Speaker
Description
Single chain nanoparticles (SCNPs) are unimolecular polymer chains folded or collapsed via intra-molecular cross-linking under high dilution, leading to sparse conformations and a topological polydispersity similar to that of intrinsically disordered proteins (IDPs). Currently, there is great interest in expanding this technology to biodegradable and biocompatible polymers, including proteins. For this purpose, we fabricated BSA-SCNPs via intramolecular cross-linking of denatured bovine serum albumin (BSA) using disuccinimide ester linkers that mainly react with lysine moieties in a polypeptide. SANS measurements demonstrated that the denatured protein progressively shrinks along with a lowering of the scaling exponent by cross-linking, thus allowing for size control of the BSA-SCNPs.

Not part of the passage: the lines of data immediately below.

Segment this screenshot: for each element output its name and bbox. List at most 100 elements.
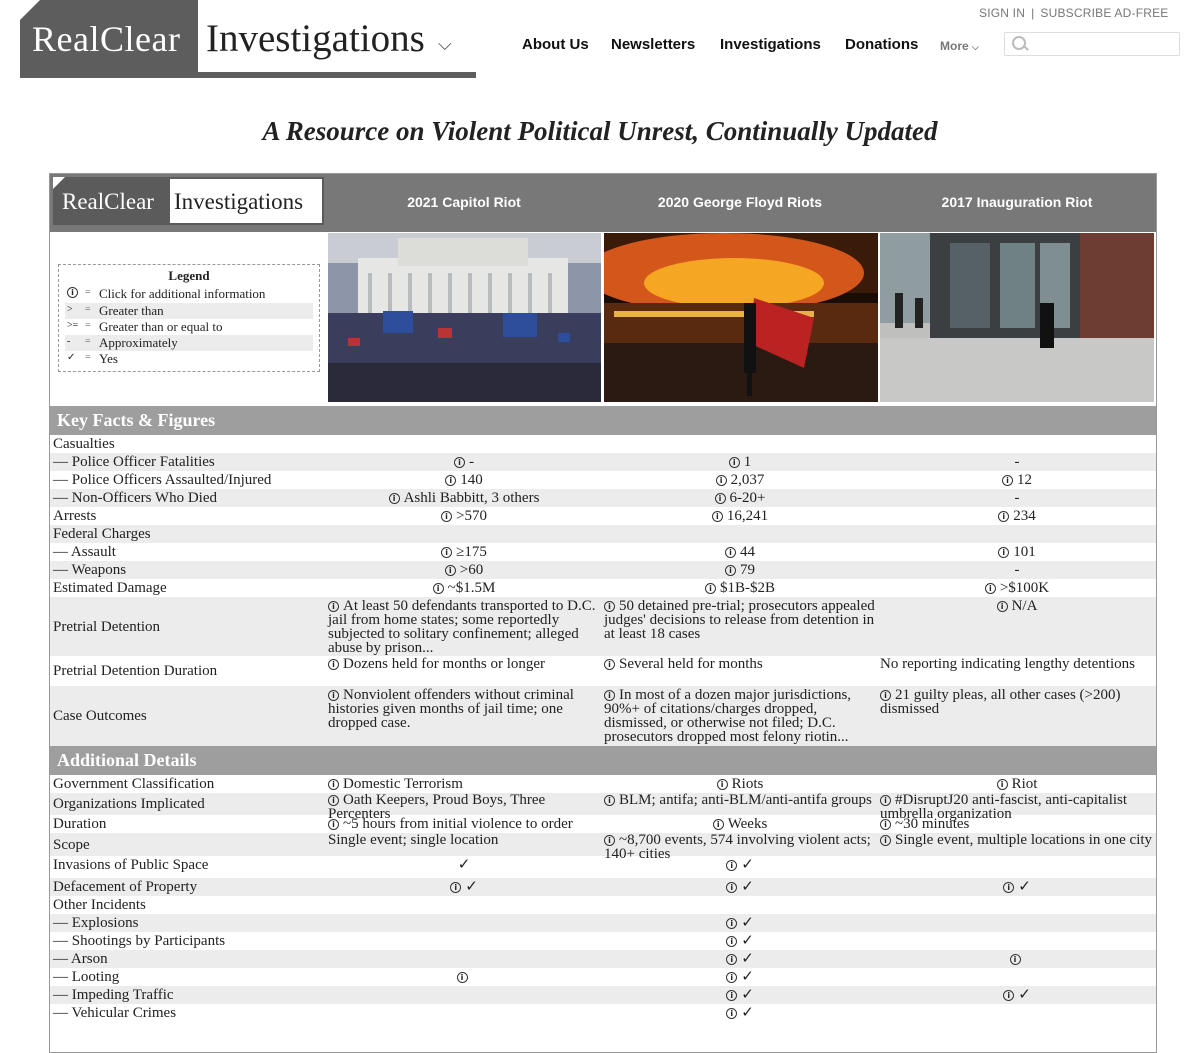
- table-cell[interactable]: i >570: [328, 509, 600, 524]
- info-icon[interactable]: i: [728, 457, 740, 468]
- info-icon[interactable]: i: [880, 819, 891, 830]
- search-input[interactable]: [1031, 35, 1175, 55]
- info-icon[interactable]: i: [328, 779, 339, 790]
- table-cell[interactable]: i 12: [880, 473, 1154, 488]
- info-icon[interactable]: i: [604, 835, 615, 846]
- info-icon[interactable]: i: [998, 547, 1010, 558]
- nav-donations[interactable]: Donations: [845, 36, 918, 53]
- info-icon[interactable]: i: [445, 475, 457, 486]
- table-cell[interactable]: i Weeks: [604, 817, 876, 832]
- photo-floyd-riots[interactable]: [604, 233, 878, 402]
- nav-newsletters[interactable]: Newsletters: [611, 36, 695, 53]
- info-icon[interactable]: i: [984, 583, 996, 594]
- nav-about-us[interactable]: About Us: [522, 36, 589, 53]
- table-cell[interactable]: i 16,241: [604, 509, 876, 524]
- info-icon[interactable]: i: [456, 972, 468, 983]
- table-cell[interactable]: i1: [604, 455, 876, 470]
- table-cell[interactable]: i ✓: [604, 970, 876, 985]
- info-icon[interactable]: i: [726, 1008, 738, 1019]
- subscribe-link[interactable]: SUBSCRIBE AD-FREE: [1040, 6, 1168, 20]
- info-icon[interactable]: i: [726, 918, 738, 929]
- info-icon[interactable]: i: [444, 565, 456, 576]
- info-icon[interactable]: i: [604, 659, 615, 670]
- nav-more[interactable]: More ⌵: [940, 39, 979, 53]
- info-icon[interactable]: i: [604, 690, 615, 701]
- info-icon[interactable]: i: [441, 511, 453, 522]
- info-icon[interactable]: i: [1002, 475, 1013, 486]
- info-icon[interactable]: i: [880, 690, 891, 701]
- info-icon[interactable]: i: [726, 972, 738, 983]
- info-icon[interactable]: i: [432, 583, 444, 594]
- info-icon[interactable]: i: [880, 835, 891, 846]
- table-cell[interactable]: i ✓: [880, 880, 1154, 895]
- info-icon[interactable]: i: [726, 882, 738, 893]
- table-cell[interactable]: i ✓: [604, 858, 876, 873]
- table-cell[interactable]: i 140: [328, 473, 600, 488]
- info-icon[interactable]: i: [711, 511, 723, 522]
- info-icon[interactable]: i: [1003, 882, 1015, 893]
- photo-capitol-riot[interactable]: [328, 233, 601, 402]
- table-cell[interactable]: i Several held for months: [604, 657, 876, 672]
- table-cell[interactable]: i >$100K: [880, 581, 1154, 596]
- table-cell[interactable]: i 50 detained pre-trial; prosecutors appe…: [604, 599, 876, 642]
- info-icon[interactable]: i: [328, 819, 339, 830]
- info-icon[interactable]: i: [725, 565, 736, 576]
- info-icon[interactable]: i: [450, 882, 462, 893]
- info-icon[interactable]: i: [328, 795, 339, 806]
- info-icon[interactable]: i: [454, 457, 465, 468]
- table-cell[interactable]: i ✓: [604, 934, 876, 949]
- table-cell[interactable]: i ✓: [604, 988, 876, 1003]
- table-cell[interactable]: i 21 guilty pleas, all other cases (>200)…: [880, 688, 1154, 717]
- info-icon[interactable]: i: [880, 795, 891, 806]
- table-cell[interactable]: i Domestic Terrorism: [328, 777, 600, 792]
- site-logo[interactable]: RealClear Investigations ⌵: [20, 0, 476, 78]
- nav-investigations[interactable]: Investigations: [720, 36, 821, 53]
- info-icon[interactable]: i: [328, 659, 339, 670]
- table-cell[interactable]: i N/A: [880, 599, 1154, 614]
- info-icon[interactable]: i: [726, 954, 738, 965]
- info-icon[interactable]: i: [996, 601, 1008, 612]
- table-cell[interactable]: i 234: [880, 509, 1154, 524]
- table-cell[interactable]: i Riots: [604, 777, 876, 792]
- table-cell[interactable]: i ~5 hours from initial violence to order: [328, 817, 600, 832]
- info-icon[interactable]: i: [726, 936, 738, 947]
- table-cell[interactable]: i >60: [328, 563, 600, 578]
- info-icon[interactable]: i: [328, 601, 339, 612]
- search-box[interactable]: [1004, 32, 1180, 56]
- table-cell[interactable]: i 44: [604, 545, 876, 560]
- info-icon[interactable]: i: [704, 583, 716, 594]
- table-cell[interactable]: i ✓: [880, 988, 1154, 1003]
- table-cell[interactable]: i Single event, multiple locations in one…: [880, 833, 1154, 848]
- info-icon[interactable]: i: [998, 511, 1010, 522]
- info-icon[interactable]: i: [441, 547, 453, 558]
- table-cell[interactable]: i: [328, 970, 600, 984]
- table-cell[interactable]: i ~$1.5M: [328, 581, 600, 596]
- info-icon[interactable]: i: [996, 779, 1008, 790]
- table-cell[interactable]: i ≥175: [328, 545, 600, 560]
- table-cell[interactable]: i Riot: [880, 777, 1154, 792]
- table-cell[interactable]: i At least 50 defendants transported to D…: [328, 599, 600, 656]
- table-cell[interactable]: i Dozens held for months or longer: [328, 657, 600, 672]
- table-cell[interactable]: i 79: [604, 563, 876, 578]
- info-icon[interactable]: i: [716, 779, 728, 790]
- table-cell[interactable]: i-: [328, 455, 600, 470]
- info-icon[interactable]: i: [715, 475, 727, 486]
- photo-inauguration-riot[interactable]: [880, 233, 1154, 402]
- info-icon[interactable]: i: [1009, 954, 1021, 965]
- info-icon[interactable]: i: [726, 860, 738, 871]
- table-cell[interactable]: i ~30 minutes: [880, 817, 1154, 832]
- info-icon[interactable]: i: [714, 493, 726, 504]
- table-cell[interactable]: i ✓: [604, 880, 876, 895]
- info-icon[interactable]: i: [604, 601, 615, 612]
- table-cell[interactable]: i BLM; antifa; anti-BLM/anti-antifa group…: [604, 793, 876, 808]
- table-cell[interactable]: i 6-20+: [604, 491, 876, 506]
- info-icon[interactable]: i: [1003, 990, 1015, 1001]
- table-cell[interactable]: i ✓: [328, 880, 600, 895]
- chevron-down-icon[interactable]: ⌵: [438, 34, 452, 55]
- search-icon[interactable]: [1012, 36, 1026, 50]
- table-cell[interactable]: i In most of a dozen major jurisdictions,…: [604, 688, 876, 745]
- table-cell[interactable]: i Nonviolent offenders without criminal h…: [328, 688, 600, 731]
- table-cell[interactable]: i ✓: [604, 916, 876, 931]
- table-cell[interactable]: i ✓: [604, 1006, 876, 1021]
- table-cell[interactable]: i ✓: [604, 952, 876, 967]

To extend SCNPs to polypeptides, it is important to understand the role of the chain conformation of the precursor on the resulting SCNP morphology. For this, we have systematically varied the solvent conditions (pH, salt and denaturant concentrations) of BSA solutions as well as the cross-linker concentration and studied the resulting SCNPs by dynamic and static light scattering as well as small angle neutron scattering. Our results indicate that the precursor conformation has an effect on the SCNP morphology. In particular, we found that more extended precursor conformations are able to collapse more as the intramolecular cross-links are increased. In addition, a longer cross-linker is more effective in chain compaction due to its ability to form larger intramolecular loops.